Moving Beyond Dose: The Role of HPV Status in Predicting Normal Tissue Toxicity for Head & Neck Cancer Patients

X Ray*, W Sumner, L Sutton, I Deichaite, V Moiseenko, UC San Diego, La Jolla, CA


MO-IePD-TRACK 5-3 (Monday, 7/26/2021) 3:00 PM - 3:30 PM [Eastern Time (GMT-4)]

Purpose: Planning objectives used in radiotherapy plan optimization are driven by population-based studies, however patient-to-patient variation in tumor and normal tissue response is well established. Various patient characteristics have been explored as potential biomarkers to personalize treatment planning for this variance. The objective of this study was to evaluate if HPV status is a significant, independent factor affecting normal tissue toxicities for head-and-neck cancer patients treated with radiotherapy.

Methods: HPV status, radiation treatment doses to organs-at-risk, and reported early and late dysphagia were retrospectively obtained for 101 patients treated at our clinic. Mean doses were extracted for the entire pharynx, superior/middle/inferior pharyngeal constrictor muscles (PCM), and cricopharyngeus. Early and late dysphagia grades were collected on the 0-5 CTCAE scale and binarized to 0-2 versus 3-5. T-tests were used to evaluate relationships between outcome and dose, and chi-squared tests to evaluate associations between outcome and HPV. Multivariate logistic regression models were built to predict outcome as a function of HPV status, sex, age, and dose metrics. P-values<0.05 were considered significant.
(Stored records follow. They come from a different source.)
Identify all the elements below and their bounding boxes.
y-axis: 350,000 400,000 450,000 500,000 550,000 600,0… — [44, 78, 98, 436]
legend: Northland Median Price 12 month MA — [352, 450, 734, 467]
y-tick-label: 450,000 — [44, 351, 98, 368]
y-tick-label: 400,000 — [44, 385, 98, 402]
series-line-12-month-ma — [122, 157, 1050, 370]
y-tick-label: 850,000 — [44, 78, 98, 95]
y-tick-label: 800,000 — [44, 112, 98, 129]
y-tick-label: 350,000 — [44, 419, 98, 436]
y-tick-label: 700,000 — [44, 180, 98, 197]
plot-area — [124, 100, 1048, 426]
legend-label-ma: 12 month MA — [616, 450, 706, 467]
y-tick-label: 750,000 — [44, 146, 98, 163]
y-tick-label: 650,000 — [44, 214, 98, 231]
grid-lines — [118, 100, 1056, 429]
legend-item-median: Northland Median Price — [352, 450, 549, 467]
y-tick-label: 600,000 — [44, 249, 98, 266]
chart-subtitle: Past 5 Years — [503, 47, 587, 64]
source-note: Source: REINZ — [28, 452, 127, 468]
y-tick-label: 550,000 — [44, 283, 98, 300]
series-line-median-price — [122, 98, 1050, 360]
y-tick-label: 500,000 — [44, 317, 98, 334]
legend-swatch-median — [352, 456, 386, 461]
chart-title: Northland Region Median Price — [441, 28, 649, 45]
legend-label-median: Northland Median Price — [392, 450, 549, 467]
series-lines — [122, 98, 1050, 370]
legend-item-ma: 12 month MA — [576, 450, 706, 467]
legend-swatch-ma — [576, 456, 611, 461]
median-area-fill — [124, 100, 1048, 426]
Results: Significant dose metrics for early dysphagia included mean dose to the Pharynx(p=0.032), middle PGM(p=0.020), inferior PGM(p=0.015), and cricopharyngeus(p=0.022) with respective increased dose differences of 7.0, 7.1, 12.1, and 11.4 Gy. No dose metrics were significantly associated with late dysphagia; however, HPV-negative status was significantly associated with late dysphagia (p=0.028). HPV-negative status was not significantly associated with early dysphagia. In logistic models, results were consistent: all four organ mean doses remained significant covariates for early dysphagia while HPV was the only significant covariate for late dysphagia.

Conclusion: HPV status was a significant predictive covariate for late dysphagia in our cohort. While further investigation is warranted to evaluate the root cause of this association, these results may be useful for assessing an individual patient’s toxicity risk and personalizing their treatment or follow-up.

Funding Support, Disclosures, and Conflict of Interest: X Ray discloses a lab services agreement with Varian. P Sanghvi discloses past relationships with Varian and VisionRT.